- Hindmotor Location in West Bengal, India Hindmotor Hindmotor (India)
- Coordinates: 22°41′N 88°20′E﻿ / ﻿22.69°N 88.33°E
- Country: India
- State: West Bengal
- Division: Burdwan
- District: Hooghly

Government
- • Type: Municipality
- • Body: Uttarpara Kotrung Municipality

Languages
- • Official: Bengali, English, Hindi
- Time zone: UTC+5:30 (IST)
- PIN: 712233
- Telephone code: +91 33
- Vehicle registration: WB
- Lok Sabha constituency: Sreerampur
- Vidhan Sabha constituency: Uttarpara

= Hindmotor =

Neighbourhood in Hooghly, West Bengal, India

Hindmotor is a neighbourhood in Uttarpara of Hooghly district in the Indian state of West Bengal. It is a part of the area covered by Kolkata Metropolitan Development Authority (KMDA).

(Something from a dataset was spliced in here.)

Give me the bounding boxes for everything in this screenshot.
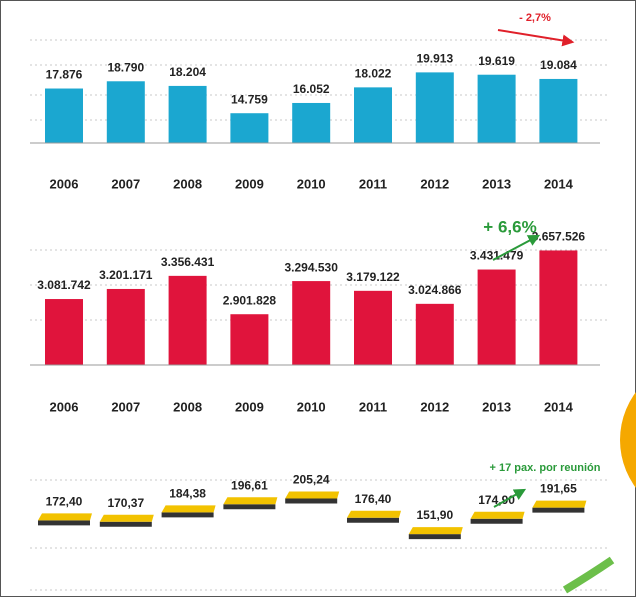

The town is prominent as it developed and named, for a Hindustan Motors factory, shared with the neighbouring Uttarpara and Konnagar suburbs. The factory had been in the area, known as Hindmotor colony since 1948 and was the sole manufacturing site of the famous Hindustan Ambassador. At its peak the Hindmotor colony had its own schools, temples and hospitals. Apart from Hindmotor colony, Hindmotor town is located on both sides of the Hindmotor Railway station well connected with railway as well as G.T Road.

==Transport==
Hind Motor is well connected by road and rail. State Highway 6 / Grand Trunk Road passes through the locality.

===Bus===
Few private buses connect Hind Motor to Kolkata.

===Train===
Hind Motor railway station connects the town to Howrah Station via the Howrah-Bardhaman main line.